Что еще? Конечно, журнал «Юность», созданный в 1955 году, в котором Катаев широко и целеустремленно печатал бунтарей хрущевской оттепели — Аксенова, Ахмадулину, Вознесенского, Евтушенко, Анатолия Кузнецова, Окуджаву, Рождественского, Юнну Мориц, да и вашего покорного слугу. «Юность» имела несомненный читательский успех, ее тираж превысил тираж всех остальных московских журналов вместе взятых, и на этой волне Катаев возмечтал о большем: взять в свои руки ключевой печатный орган Союза писателей — «Литературную газету». Ему обещали, вопрос был решен, в 1962 году он покидает «Юность», но — интриги или выпал не тот расклад?
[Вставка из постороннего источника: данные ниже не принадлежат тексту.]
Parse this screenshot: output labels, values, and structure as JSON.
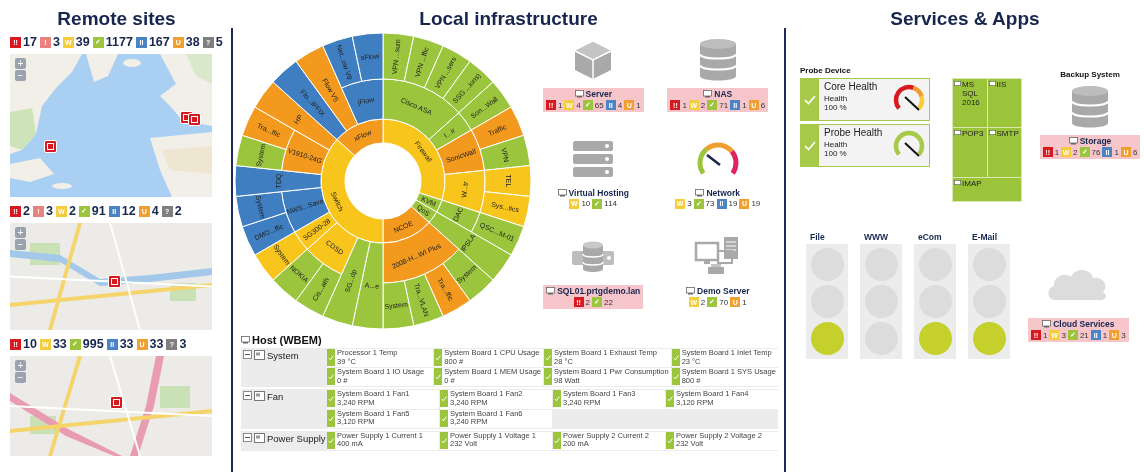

Короче, в последний момент секретариат ЦК партии Катаева главным в «ЛГ» не утвердил. Катаев жутко обиделся, в «Юность» не вернулся, уехал в заграничную командировку, перенес там тяжелейшую операцию, а затем заперся у себя на даче, в Переделкине.
В году 63-м зав. прозой «Юности» Мэри Озерова сказала мне и Аксенову: «Катаев чувствует себя забытым и обиженным. Вы бы навестили старика, ему будет приятно». Мы отправились в Переделкино. Катаевская дача показалась нам заброшенной и печальной: забор полуобва-лился, свет в одном окне. Мы вошли. Эстер, жена Катаева, нянчила внучку. Но нашему приезду очень обрадовались. Катаев сразу спустился из своего кабинета. Эстер зажгла все лампы, накрыла стол, и мы за милой беседой, коньячком и закусоном прекрасно провели вечер. Катаев выглядел бодро, острил, пил, не отставая от нас. Под занавес Эстер предложила: «Валя, прочти ребятам несколько страниц из твоей новой книги». Катаев пишет новую книгу! А мы-то думали… «Валентин Петрович!» — взмолились мы. Катаев не заставил себя упрашивать, сбегал наверх, принес рукописные страницы и почитал что-то о старике, который долго моет разноцветные бутылки в переделкинском пруду. Выслушав, мы сказали соответствующие слова и заспешили к последней электричке. До станции шли молча. И лишь на перроне переглянулись. «Да, — протянул Аксенов, — по-моему, Валентин Петрович малость сбрендил». — «Впал в маразм», — подхватил я. И в вагоне мы рассуждали о типичной судьбе советского классика: дескать, все они — авторы одной-двух хороших книг, а уж годам к шестидесяти им писать нечего или пишут бред собачий.